A recent acquaintance’s split was particularly messy. She sided with one of them after discovering the other went to ChatGPT, a infamously awful therapy alternative, not their partner, when they needed to talk about their feelings. “It’s like they didn’t want to sit through any difficult human feelings,” she said. “They just wanted to deal with something and continue, which is not how things work.”

Suddenly I couldn’t do it by myself. I was too dependent on AI to do the most basic things [at work].

Richard Barnes, a 31-year-old marine biologist and server in Hawaii, shares comparable sentiments. “I am not sure if I would think differently about someone who uses ChatGPT, but I would be like, ‘come on,’” he said. “You don’t need to depend on it to make a grocery list. Your life is likely not that hard. We can make the list together.”

Public Figures and Tech Professionals Voicing Concerns.

When director Guillermo del Toro said he would “rather die” than use generative AI, it made news. Ditto for, SZA’s Instagram stories tirade against the tech warning about “environmental racism” and showing fear over users who are “codependent on a machine”. The same goes for when Simu Liu, Alison Roman, Céline Dion, Emily Blunt, and others make statements that are skeptical of AI in their various industries.

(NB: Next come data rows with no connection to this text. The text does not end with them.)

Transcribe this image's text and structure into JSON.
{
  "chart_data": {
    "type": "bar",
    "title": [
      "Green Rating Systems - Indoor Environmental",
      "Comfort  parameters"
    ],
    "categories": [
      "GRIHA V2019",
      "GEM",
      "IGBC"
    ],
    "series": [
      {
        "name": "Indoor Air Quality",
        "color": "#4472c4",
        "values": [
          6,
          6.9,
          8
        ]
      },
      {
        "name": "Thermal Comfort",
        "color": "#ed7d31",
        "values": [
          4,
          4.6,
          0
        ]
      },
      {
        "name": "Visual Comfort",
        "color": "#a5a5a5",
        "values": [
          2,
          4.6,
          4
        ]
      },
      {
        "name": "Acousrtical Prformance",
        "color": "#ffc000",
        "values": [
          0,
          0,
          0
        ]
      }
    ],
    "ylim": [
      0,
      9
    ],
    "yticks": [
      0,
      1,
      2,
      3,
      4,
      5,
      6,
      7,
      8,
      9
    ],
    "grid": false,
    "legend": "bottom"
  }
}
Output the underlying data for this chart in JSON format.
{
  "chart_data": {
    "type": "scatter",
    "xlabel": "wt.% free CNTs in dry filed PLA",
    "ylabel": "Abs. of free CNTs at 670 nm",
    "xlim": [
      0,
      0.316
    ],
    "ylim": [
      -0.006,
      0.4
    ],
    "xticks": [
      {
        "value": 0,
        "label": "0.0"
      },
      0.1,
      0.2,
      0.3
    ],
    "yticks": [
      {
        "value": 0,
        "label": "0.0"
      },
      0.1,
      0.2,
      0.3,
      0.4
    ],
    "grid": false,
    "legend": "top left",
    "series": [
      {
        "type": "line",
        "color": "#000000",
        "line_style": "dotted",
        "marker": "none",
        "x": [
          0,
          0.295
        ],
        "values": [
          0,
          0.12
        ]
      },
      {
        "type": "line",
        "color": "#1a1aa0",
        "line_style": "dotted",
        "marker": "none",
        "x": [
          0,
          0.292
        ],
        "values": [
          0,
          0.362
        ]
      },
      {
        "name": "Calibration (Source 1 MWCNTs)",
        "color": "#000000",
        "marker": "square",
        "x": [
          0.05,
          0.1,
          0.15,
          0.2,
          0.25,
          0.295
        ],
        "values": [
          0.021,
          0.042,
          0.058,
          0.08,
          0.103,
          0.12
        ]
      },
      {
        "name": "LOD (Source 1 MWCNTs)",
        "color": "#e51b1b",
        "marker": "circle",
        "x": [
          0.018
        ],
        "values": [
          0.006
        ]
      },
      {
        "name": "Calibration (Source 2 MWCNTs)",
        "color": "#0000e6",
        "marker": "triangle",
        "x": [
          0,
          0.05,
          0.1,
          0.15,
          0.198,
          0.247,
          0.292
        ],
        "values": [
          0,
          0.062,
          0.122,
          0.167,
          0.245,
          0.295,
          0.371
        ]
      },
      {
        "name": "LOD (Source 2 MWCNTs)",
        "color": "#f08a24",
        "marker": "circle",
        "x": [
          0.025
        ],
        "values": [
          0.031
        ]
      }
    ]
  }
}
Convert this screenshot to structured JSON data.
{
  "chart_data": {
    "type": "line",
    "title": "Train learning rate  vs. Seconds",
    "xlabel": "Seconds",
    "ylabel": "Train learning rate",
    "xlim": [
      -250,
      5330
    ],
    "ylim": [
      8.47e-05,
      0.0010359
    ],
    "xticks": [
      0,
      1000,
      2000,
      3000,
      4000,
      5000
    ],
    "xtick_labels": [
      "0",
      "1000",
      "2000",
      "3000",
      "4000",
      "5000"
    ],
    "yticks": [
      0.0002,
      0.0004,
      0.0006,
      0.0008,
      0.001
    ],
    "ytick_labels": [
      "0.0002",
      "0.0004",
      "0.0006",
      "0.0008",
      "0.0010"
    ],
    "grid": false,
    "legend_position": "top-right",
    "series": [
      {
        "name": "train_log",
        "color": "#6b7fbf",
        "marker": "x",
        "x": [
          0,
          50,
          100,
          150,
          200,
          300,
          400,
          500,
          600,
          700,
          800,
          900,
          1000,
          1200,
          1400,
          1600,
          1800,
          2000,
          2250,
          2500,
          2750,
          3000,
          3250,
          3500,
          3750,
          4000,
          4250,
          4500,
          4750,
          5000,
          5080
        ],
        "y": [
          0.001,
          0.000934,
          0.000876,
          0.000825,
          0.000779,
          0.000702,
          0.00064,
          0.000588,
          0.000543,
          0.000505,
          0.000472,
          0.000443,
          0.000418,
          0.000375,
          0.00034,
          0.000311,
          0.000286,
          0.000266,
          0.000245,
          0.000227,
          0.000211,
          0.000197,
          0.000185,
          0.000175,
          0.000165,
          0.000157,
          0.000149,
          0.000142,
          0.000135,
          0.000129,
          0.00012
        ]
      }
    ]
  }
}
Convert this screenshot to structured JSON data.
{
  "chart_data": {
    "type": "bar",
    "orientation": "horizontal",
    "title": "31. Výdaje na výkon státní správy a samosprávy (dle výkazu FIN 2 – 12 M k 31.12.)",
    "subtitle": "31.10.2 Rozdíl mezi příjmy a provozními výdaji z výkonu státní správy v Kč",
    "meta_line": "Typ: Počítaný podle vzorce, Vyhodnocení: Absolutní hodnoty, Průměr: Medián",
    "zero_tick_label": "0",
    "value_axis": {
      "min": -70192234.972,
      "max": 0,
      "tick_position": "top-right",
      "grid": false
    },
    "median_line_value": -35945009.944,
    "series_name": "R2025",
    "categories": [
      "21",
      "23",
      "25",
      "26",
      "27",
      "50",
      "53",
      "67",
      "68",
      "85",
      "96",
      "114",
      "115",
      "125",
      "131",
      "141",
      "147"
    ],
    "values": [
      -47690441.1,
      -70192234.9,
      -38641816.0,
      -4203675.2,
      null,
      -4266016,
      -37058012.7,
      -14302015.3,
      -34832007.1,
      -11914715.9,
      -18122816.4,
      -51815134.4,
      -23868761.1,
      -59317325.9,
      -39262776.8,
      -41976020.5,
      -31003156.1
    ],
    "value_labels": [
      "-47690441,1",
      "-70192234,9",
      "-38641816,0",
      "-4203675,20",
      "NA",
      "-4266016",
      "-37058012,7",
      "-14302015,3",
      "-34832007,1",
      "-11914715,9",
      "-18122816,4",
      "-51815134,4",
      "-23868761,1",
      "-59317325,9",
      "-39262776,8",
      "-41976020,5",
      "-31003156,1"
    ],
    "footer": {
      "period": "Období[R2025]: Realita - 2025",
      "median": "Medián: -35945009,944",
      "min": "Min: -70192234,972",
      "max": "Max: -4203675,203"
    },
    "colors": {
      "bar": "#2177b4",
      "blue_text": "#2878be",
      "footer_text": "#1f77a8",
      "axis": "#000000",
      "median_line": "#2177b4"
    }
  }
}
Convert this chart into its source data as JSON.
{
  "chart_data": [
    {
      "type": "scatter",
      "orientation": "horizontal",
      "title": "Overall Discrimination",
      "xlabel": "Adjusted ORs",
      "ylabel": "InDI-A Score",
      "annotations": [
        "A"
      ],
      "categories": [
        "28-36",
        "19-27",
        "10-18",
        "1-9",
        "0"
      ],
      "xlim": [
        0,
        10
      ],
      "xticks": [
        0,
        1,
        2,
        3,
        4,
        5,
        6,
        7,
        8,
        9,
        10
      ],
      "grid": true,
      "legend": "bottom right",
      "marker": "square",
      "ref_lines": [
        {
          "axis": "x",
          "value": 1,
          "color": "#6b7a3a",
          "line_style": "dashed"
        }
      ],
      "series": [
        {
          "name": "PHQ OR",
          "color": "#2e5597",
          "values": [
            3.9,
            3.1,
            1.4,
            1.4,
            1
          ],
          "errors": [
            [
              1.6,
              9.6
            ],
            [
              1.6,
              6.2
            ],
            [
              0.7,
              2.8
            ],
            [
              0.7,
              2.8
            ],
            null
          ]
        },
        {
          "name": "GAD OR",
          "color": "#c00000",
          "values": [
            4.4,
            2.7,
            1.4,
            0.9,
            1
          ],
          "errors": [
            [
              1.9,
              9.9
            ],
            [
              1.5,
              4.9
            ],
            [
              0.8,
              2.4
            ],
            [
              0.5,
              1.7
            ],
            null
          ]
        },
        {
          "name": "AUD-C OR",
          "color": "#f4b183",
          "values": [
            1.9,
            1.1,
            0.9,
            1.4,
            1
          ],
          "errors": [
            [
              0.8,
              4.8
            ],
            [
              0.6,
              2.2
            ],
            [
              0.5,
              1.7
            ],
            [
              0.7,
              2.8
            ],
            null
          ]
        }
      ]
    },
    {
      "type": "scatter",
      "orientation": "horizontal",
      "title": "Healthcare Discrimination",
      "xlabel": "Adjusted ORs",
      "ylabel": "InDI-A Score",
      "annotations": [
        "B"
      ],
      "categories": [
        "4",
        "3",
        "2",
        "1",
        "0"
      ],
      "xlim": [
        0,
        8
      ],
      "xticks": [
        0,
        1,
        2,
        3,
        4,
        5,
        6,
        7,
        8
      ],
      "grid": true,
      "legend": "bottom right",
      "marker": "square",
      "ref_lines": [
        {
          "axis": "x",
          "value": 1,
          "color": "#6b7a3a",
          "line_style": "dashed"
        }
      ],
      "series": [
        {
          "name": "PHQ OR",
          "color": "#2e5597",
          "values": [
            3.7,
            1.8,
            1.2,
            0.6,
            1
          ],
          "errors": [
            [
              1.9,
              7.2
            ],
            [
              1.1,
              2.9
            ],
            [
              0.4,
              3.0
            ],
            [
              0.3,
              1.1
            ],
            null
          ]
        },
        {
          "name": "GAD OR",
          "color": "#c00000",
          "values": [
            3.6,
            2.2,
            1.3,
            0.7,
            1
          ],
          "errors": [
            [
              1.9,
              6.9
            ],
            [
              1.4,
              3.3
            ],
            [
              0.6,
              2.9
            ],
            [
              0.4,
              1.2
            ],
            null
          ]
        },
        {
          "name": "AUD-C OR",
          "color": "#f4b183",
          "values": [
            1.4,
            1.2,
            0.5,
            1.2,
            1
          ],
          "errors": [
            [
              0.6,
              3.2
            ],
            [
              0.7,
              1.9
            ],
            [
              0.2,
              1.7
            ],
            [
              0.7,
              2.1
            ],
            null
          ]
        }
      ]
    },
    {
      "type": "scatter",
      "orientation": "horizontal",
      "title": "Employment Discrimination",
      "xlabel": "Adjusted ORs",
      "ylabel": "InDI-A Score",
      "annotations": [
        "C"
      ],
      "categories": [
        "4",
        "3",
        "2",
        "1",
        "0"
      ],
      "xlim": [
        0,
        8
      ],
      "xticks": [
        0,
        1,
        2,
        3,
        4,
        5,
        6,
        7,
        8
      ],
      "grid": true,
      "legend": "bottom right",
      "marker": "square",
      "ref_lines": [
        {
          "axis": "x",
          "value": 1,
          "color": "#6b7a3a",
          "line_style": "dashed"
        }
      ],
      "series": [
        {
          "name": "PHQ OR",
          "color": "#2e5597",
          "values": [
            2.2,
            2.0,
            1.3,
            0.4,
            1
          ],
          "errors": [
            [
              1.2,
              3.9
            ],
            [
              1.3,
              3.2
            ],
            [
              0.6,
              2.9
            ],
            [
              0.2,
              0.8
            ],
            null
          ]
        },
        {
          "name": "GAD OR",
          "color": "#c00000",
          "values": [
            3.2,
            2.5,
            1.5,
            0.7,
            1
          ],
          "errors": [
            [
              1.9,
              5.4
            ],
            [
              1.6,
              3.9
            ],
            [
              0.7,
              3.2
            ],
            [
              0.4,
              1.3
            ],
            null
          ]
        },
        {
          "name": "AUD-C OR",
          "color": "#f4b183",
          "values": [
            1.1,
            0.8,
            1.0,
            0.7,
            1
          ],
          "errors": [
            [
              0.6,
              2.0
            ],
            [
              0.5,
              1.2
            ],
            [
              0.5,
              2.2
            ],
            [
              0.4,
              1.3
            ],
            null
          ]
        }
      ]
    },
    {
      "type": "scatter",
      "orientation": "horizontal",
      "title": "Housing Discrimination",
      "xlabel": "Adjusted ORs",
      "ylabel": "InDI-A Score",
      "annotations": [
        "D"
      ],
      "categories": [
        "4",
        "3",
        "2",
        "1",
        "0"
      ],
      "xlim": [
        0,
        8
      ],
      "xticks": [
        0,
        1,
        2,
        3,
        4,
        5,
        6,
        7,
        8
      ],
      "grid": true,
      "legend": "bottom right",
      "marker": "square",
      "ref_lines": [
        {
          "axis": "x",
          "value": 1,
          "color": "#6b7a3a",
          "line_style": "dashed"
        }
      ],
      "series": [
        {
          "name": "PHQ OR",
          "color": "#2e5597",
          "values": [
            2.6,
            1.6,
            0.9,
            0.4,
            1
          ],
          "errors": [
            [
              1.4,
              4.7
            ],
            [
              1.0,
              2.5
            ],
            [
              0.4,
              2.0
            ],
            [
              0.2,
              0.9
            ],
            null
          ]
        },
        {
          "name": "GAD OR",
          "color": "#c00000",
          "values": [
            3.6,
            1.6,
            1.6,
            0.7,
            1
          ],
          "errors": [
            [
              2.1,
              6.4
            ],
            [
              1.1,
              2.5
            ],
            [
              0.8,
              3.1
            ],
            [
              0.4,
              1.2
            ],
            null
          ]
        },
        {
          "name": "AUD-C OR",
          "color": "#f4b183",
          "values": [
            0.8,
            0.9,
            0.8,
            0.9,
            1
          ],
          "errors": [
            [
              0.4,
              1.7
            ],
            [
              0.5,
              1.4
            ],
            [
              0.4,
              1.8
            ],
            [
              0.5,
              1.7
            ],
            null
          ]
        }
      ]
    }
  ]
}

I think these quotes spread widely for a reason: people sympathize with them.

This sentiment exists even among those in the tech sector. Last month, Pinterest introduced a filter that lets users turn off AI content. Meta lets users hide, but not entirely remove, comparable slop on Instagram. Reports suggested that “cursor resistance” is on the rise, as some Silicon Valley professionals refuse to use AI to write their code.

{Luciano Noijeen, a lead software engineer working in Greece and the Netherlands, told me that he enthusiastically used AI in the past to write or enhance his coding.|According to Luciano Noijeen, a {lead|

Nicholas Townsend
Nicholas Townsend

A seasoned esports analyst and coach with over a decade of experience in competitive gaming strategies.